The spot where she stood, on 26 acres, is where she and her ailing husband, Sen. John McCain, had discussed building a "gathering place" for his archives, hiking and perhaps candidate debates — but especially for listening.
"We had planned a library," the senator's widow said in a telephone interview this week. "But it will also be a focal point for gathering to talk about these issues to have honest and real discussions about them."
A year after McCain's death from brain cancer, the library is one way his family members are fighting to shape how the world remembers the Vietnam War hero and veteran senator and to prevent President Donald Trump from doing it for them. The counterprogramming also includes videos and its own Twitter hashtag, #ActsofCivility, in which the McCains ask Americans to perform and post affirmative acts of listening to one another and agreeing to disagree.
The campaign is a rejoinder to Trump's smash-mouth style and his one-man feud against the late senator. As a candidate, Trump derided McCain, a prisoner of war for five years during Vietnam, saying that he preferred heroes who weren't captured. Even now in campaign rallies, Trump complains about how McCain turned a thumb down in 2017 and sank the GOP's effort to overturn the Affordable Care Act.
The grudge continued. In May, the White House told the Navy to keep the USS John S. McCain out of sight to avoid offending the president during a trip to Japan. Trump said he knew nothing about moving the warship and blamed the move on a "well-meaning" official aware of the president's dislike for the late senator.
Cindy McCain last month attended the ship's recommissioning in Yokosuka, Japan, an event she said was scheduled before "the controversy."
Defining McCain's legacy poses challenges in the Trump era, especially for the family of a man who never became a president. Trump has the bully pulpit, a passionate Twitter following of tens of millions and a talent for branding opponents. History also will give him some say in the way McCain is remembered.
"I was never a fan of John McCain, and I never will be," Trump said in March.
A presidential spokesman did not respond to a request for comment on Tuesday.

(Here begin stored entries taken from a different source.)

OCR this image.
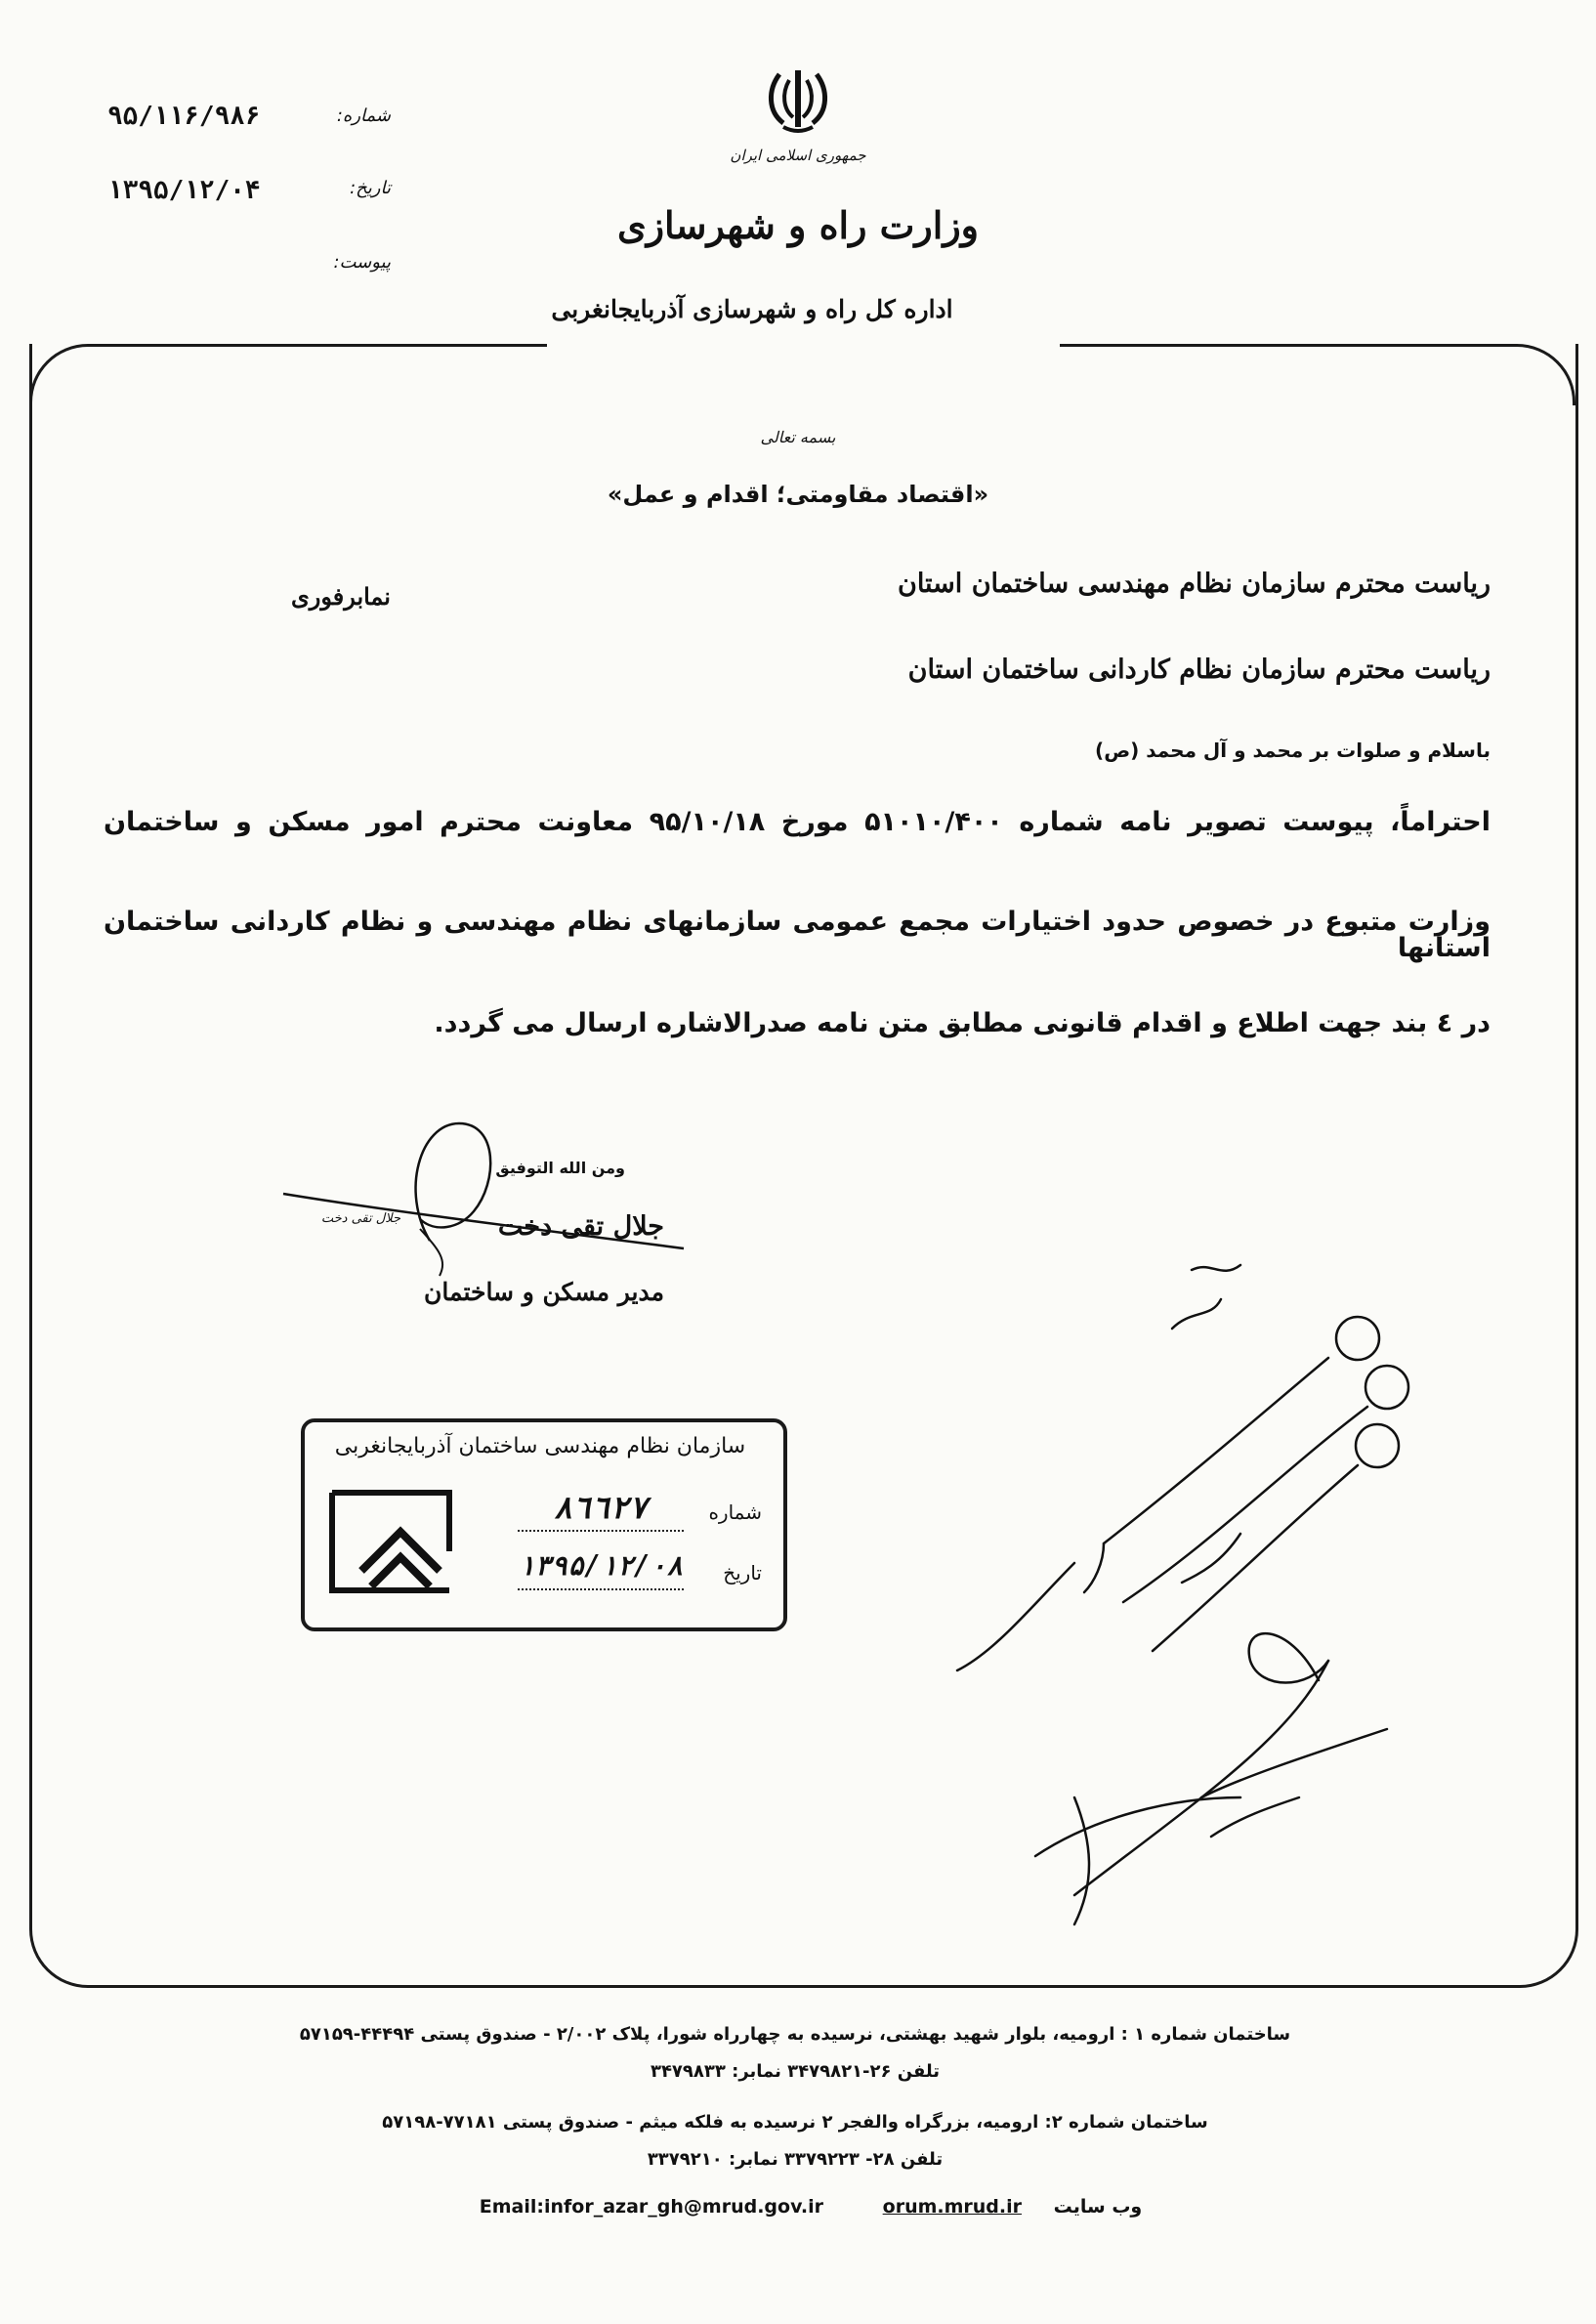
جمهوری اسلامی ایران
وزارت راه و شهرسازی
اداره کل راه و شهرسازی آذربایجانغربی
شماره:
۹۵/۱۱۶/۹۸۶
تاریخ:
۱۳۹۵/۱۲/۰۴
پیوست:
بسمه تعالی
«اقتصاد مقاومتی؛ اقدام و عمل»
ریاست محترم سازمان نظام مهندسی ساختمان استان
ریاست محترم سازمان نظام کاردانی ساختمان استان
نمابرفوری
باسلام و صلوات بر محمد و آل محمد (ص)
احتراماً، پیوست تصویر نامه شماره ۵۱۰۱۰/۴۰۰ مورخ ۹۵/۱۰/۱۸ معاونت محترم امور مسکن و ساختمان
وزارت متبوع در خصوص حدود اختیارات مجمع عمومی سازمانهای نظام مهندسی و نظام کاردانی ساختمان استانها
در ٤ بند جهت اطلاع و اقدام قانونی مطابق متن نامه صدرالاشاره ارسال می گردد.
ومن الله التوفیق
جلال تقی دخت
جلال تقی دخت
مدیر مسکن و ساختمان
سازمان نظام مهندسی ساختمان آذربایجانغربی
شماره
۸٦٦۲۷
تاریخ
۱۳۹۵/۱۲/۰۸
ساختمان شماره ۱ : ارومیه، بلوار شهید بهشتی، نرسیده به چهارراه شورا، پلاک ۲/۰۰۲ - صندوق پستی ۴۴۴۹۴-۵۷۱۵۹
تلفن ۲۶-۳۴۷۹۸۲۱ نمابر: ۳۴۷۹۸۳۳
ساختمان شماره ۲: ارومیه، بزرگراه والفجر ۲ نرسیده به فلکه میثم - صندوق پستی ۷۷۱۸۱-۵۷۱۹۸
تلفن ۲۸- ۳۳۷۹۲۲۳ نمابر: ۳۳۷۹۲۱۰
وب سایت orum.mrud.ir Email:infor_azar_gh@mrud.gov.ir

The McCains and their allies have the senator's story, told by former Presidents Barack Obama and George W. Bush at his funeral and preserved already in papers being collected by Arizona State University, which donated the land for the library. They've also got plans and a determination to direct the storytelling.
"The only person that defines John McCain's legacy is John McCain," said his son Jack McCain.
John McCain, who wrote a book about the end of his life, planned his funeral and even wrote a post-mortem statement read by a longtime aide, showed his surviving friends and family how he wanted to be remembered and how he did not.
"John McCain did not define himself by any losses," said Sen. Mitt Romney, R-Utah, who commiserated with McCain after the two GOP presidential nominees lost to Obama in 2008 and 2012.
Like the library, McCain's legacy is still somewhat aspirational. Upcoming books and other materials are likely to flesh it out. So will The McCain Institute, a nonprofit aimed at leadership development, human rights and combating human trafficking.
"He's only been dead a year, and legacy is something that's built over a great deal of time," the senator's son said in an interview. "I personally hope that his legacy is defined by his civility."
In that year, McCain's peers especially have given thought to what sticks with them and what it means.
Retired Marine Gen. James L. Jones, who served in Vietnam while McCain was imprisoned and who worked under him and later with him, said McCain's reconciliation with Vietnam helped Jones forgive his enemies of war.
"He had more reason than I did to carry a burning hatred for his captors for the rest of his life," said Jones, who served in leadership positions under Republican and Democratic presidents while McCain was in the Senate. "When he essentially extended the hand of peace, that caused me to do the same thing. I got rid of my demons."
For now, the McCains say they are still grappling with his absence. Cindy McCain said she is focused on her family and on the impending birth of a grandson. But grief, she says, sometimes washes over her.
Jack McCain, a graduate of the U.S. Naval Academy, was in Afghanistan before and after his father's death and insulated from much of the aftermath. He's moved from active duty to the Navy Reserves and is home in Maryland now, with a 2-year-old son and his wife, Renee, trying to figure out what comes next.
"I'm attempting to find a way to reorder my life without the person who had been basically my role model, my leader, the person I turned to when I needed sound advice," he said.
Running for public office, he said, is not part of the plan.
As for legacy building in the Trump era, McCain's allies say it's a long game.
"When the president talks about John McCain, and the way he does, I think people just click off," Jones said. "They just turn him off."
Romney, who's had his own battles with the president, said McCain's public life is too long for one president to define.
"I don't think the family's going to worry too much what President Trump has to say about Senator McCain," he said Tuesday. "It's a 50-year-plus legacy that is not going to be changed or obstructed by virtue of some tweets."
Said Sen. Sheldon Whitehouse, D-R.I.: "I do think that in the long run what John stood for aligns so much better with our American values, and he will have the last laugh over Trumpism."